Старик никак не отреагировал на мое прощание и, пожав плечами, я с тяжелым сердцем, уже было сделал движение, чтобы поспешить к поезду, как вдруг почувствовал на своем запястье необычайно крепкую, теплую ладонь старика. Обернувшись, я увидел устремленный на меня взгляд, больших голубых глаз, которые были переполнены слезами и каким-то неземным всепоглощающим страданием. И казалось, что сейчас оно выльется из этих глаз, вместе со слезами и словно библейский потоп, затопит собою всю землю. Старик буквально взмолился, затараторив тихим и скорбным голосом:

–Постой сынок! ты это…, не обижайся на меня старого больно, я не со зла…, и не хотел никого обидеть. Ты там передай…, всем кому сможешь…, пусть возвращаются! Мы их очень любим и ждем. Скажи детки их убиенные у Бога, Он их сильно, сильно любит. В конце концов, вы все Его дети, Он вас всех простит, если вы покаетесь. Он ведь только этого и ждет, покаяние ведь это всемогущее лекарство для души! Если сильно захотеть и приложить к этому усилие, то все получится и все наладится. Скажи еще, что ждет их родная Русская земля…, она не забыла их предков, которые кровью и потом возделывали ее, чтобы вы жили на ней счастливо!
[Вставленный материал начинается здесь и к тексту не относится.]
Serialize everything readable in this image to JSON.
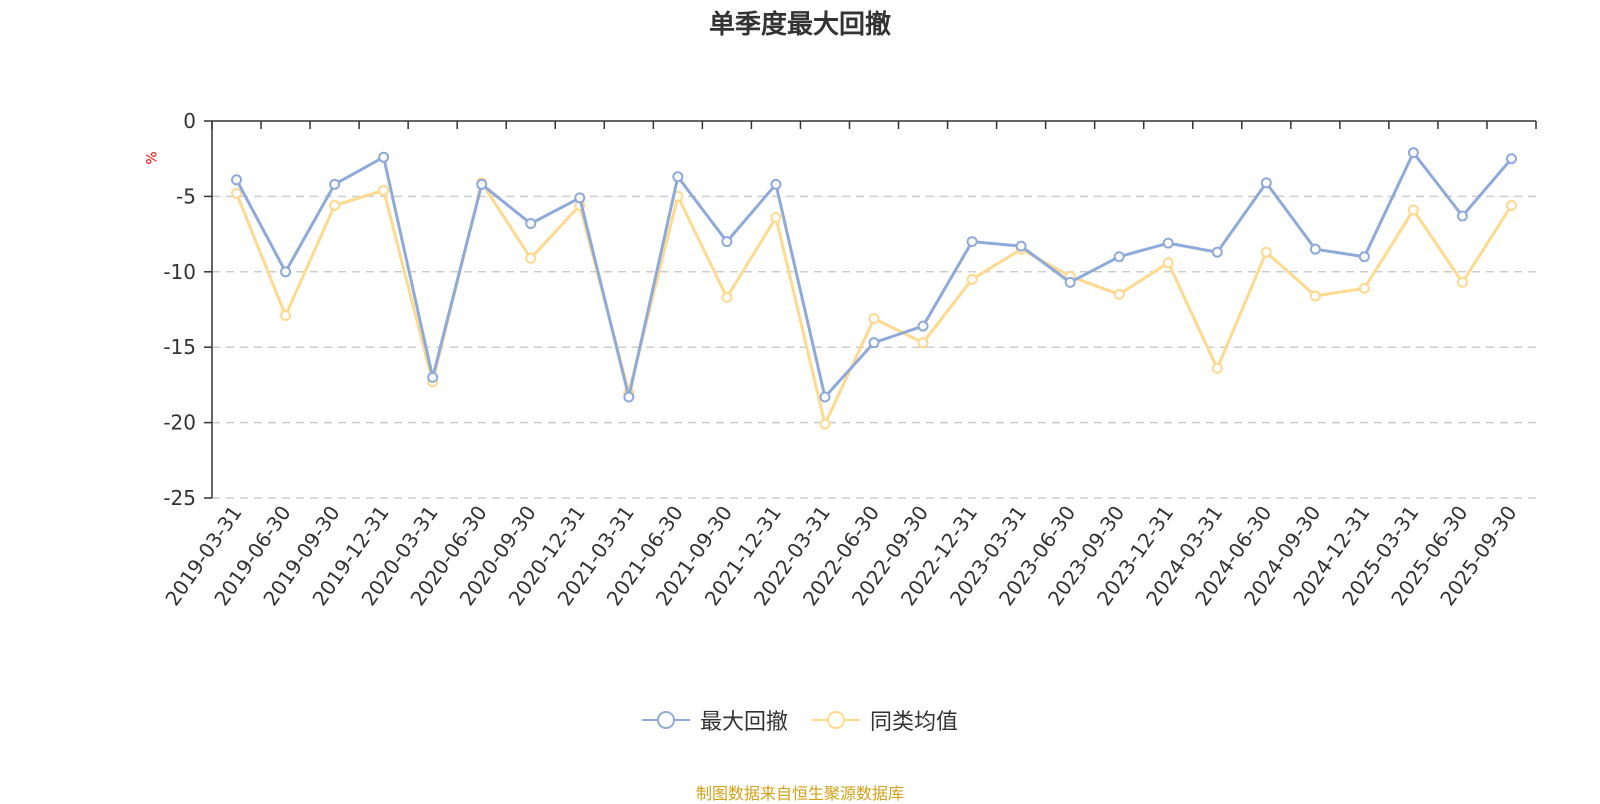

А что многое не получилось?! так не ошибается только тот, кто ничего не делает. И самое главное скажи, ждет их и надеется матушка Россия! Богом хранимая и Его Промыслом руками народа созидаемая!

«У-у-у!» вновь раздался протяжный гудок паровоза, локомотив притормаживая подходил к перрону.

–Да дедушка, обязательно расскажу,– заторопился я не без некоторого усилия вытягивая свою ладонь из крепкой руки старика,– мне пора! Извините, что больше нет времени…, может…, еще увидимся…

Старик отпустил мою руку, и я, что есть силы побежал к перрону. Когда до него оставалось всего метров двадцать-тридцать, то мне послышался далекий, но отчетливый окрик:

–Сыно-ок!

Я, приостановившись, оглянулся и от неожиданности застыл на месте, словно вкопанный. Передо мной в двух-трех метрах сидел на своем деревянном троне старик, указывая мне рукою куда-то в сторону. От него исходило тихое неземное свечение, такое же, как и от дуба гиганта.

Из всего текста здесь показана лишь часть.